演凌说“你打不过我。”
运费业说“打不过也要打!你放我出去!”
演凌说“不放。”
运费业说“你孬种!”
演凌说“我孬种,你也不是好汉。你连门都打不开,只会躲在里面骂人。”
运费业的声音提高了“你才躲在里面!我是被你关在里面!你能出来你倒是进来啊!”
演凌说“我进去干嘛?我又不是牢头。”
运费业说“你就是牢头!你是混蛋牢头!”
演凌说“我是混蛋牢头,你是蠢蛋囚犯。”
运费业说“我要是出去了,第一件事就是揍你!”
演凌说“你出不来。”
运费业说“你等着!我朋友会来救我!他们一定会来!”
演凌说“他们来了也打不开门。”
运费业说“他们打不开也会想办法!比你强!你只会做门,连朋友都没有!”
演凌沉默了。
运费业继续说“你有朋友吗?你有吗?你夫人是你朋友吗?她是你老婆!你四叔是你朋友吗?他是你亲戚!你有朋友吗?”
演凌没有回答。运费业又说“你连朋友都没有,你有什么资格说我?”
演凌的声音终于带上了一丝怒意“你闭嘴!”
运费业说“我就不闭嘴!你放我出去!”
演凌说“不放!”
运费业说“你不放我出去,我就一直骂!骂到你烦为止!”
演凌说“你骂吧,我听着。”
于是运费业开始骂。他不是会骂人的人,翻来覆去就是那几句“混蛋”“孬种”“放我出去”。演凌也不回嘴了,只是听着。
运费业骂了不知道多久,骂到嗓子哑了,骂到没词了,终于停下来大口喘气。
演凌开口了,声音很轻“骂完了?”
运费业说“没有!歇一会儿再骂!”
演凌说“你歇吧。
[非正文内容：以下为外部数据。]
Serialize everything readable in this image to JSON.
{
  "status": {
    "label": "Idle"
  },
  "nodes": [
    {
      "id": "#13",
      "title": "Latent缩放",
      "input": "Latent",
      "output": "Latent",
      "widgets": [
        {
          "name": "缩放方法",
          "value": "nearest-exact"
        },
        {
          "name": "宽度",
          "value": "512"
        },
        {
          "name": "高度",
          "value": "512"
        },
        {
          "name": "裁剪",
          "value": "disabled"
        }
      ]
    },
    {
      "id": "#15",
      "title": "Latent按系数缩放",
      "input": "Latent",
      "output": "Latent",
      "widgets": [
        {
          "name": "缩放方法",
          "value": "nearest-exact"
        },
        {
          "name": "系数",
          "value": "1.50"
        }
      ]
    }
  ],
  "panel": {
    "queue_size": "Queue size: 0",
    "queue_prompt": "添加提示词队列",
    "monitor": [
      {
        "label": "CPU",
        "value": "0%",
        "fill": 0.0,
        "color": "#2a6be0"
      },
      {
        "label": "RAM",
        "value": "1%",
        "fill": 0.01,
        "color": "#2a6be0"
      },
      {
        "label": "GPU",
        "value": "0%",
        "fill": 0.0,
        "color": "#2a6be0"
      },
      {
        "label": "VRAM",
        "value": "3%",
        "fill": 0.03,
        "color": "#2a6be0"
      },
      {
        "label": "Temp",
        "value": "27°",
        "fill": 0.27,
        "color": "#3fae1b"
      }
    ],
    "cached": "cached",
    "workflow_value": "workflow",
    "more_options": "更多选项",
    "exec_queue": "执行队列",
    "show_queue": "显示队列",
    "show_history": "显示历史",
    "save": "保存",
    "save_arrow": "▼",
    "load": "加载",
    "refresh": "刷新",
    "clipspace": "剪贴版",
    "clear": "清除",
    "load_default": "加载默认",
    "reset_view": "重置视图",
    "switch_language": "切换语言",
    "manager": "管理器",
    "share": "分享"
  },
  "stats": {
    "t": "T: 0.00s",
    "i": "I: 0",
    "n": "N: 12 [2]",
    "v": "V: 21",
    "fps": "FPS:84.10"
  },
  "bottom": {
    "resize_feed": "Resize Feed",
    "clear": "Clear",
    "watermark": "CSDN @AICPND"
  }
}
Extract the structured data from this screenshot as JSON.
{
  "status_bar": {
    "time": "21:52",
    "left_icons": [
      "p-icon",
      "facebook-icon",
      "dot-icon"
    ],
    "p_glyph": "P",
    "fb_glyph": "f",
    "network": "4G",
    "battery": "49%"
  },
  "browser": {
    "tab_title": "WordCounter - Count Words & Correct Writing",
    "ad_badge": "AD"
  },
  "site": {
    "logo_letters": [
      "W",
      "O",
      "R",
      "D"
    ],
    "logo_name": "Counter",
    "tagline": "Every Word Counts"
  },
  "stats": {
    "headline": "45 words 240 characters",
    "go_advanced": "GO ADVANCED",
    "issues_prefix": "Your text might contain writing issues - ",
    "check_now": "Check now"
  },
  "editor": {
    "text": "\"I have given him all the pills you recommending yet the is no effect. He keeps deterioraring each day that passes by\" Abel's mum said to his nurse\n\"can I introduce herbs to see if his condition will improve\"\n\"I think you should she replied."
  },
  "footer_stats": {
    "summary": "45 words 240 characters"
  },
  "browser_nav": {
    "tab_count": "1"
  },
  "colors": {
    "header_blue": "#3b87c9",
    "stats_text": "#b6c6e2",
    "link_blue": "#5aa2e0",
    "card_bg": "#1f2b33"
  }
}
我在这儿等着。”
两人又沉默了。运费业靠着门板,演凌靠着门外的墙。一扇铁门隔开了两个人,谁也看不见谁,只能听到彼此的呼吸声。
运费业的呼吸声很重,像拉风箱。演凌的呼吸声很轻,像风吹过窗缝。
过了很久,运费业忽然问“演凌,你冷吗?”
演凌愣了一下,然后说“冷。”
运费业说“我也冷。”
演凌没有说话。运费业又说“你饿吗?”
演凌说“饿。”
运费业说“我也饿。”
演凌还是没有说话。
运费业说“你受伤了?”
演凌说“嗯。”
运费业说“我也受伤了。你的伤谁给你包的?”
演凌说“自己包的。”
运费业说“我的伤没人包。我夫人——不是,耀姑娘帮我包过。她的手很轻,包得也不紧,但不疼。”
演凌没有说话。
运费业又说“你夫人会帮你包吗?”
演凌沉默了很久,然后说“会。但她会先骂我,骂完了才包。”
运费业说“那你夫人还挺好的。”
演凌说“嗯。”
两人又沉默了。
黑暗中,运费业靠在门板上,演凌靠在门外的墙上。谁也不说话,只有彼此的呼吸声在寂静的通道里回荡。运费业闭上眼睛,脑中浮现出南桂城太医馆后院的凉亭。阳光穿过树叶洒在地上,斑斑驳驳的。耀华兴坐在他旁边笑他啃烧鹅啃得满脸是油,林香踢他小腿,心氏坐在角落里转魔方。魔方的颜色在阳光下很鲜艳——红、黄、蓝、绿、白、橙。她的手指很快,魔方在她手里像活了一样,转几圈就拼好了。
他睁开眼睛,面前只有黑暗。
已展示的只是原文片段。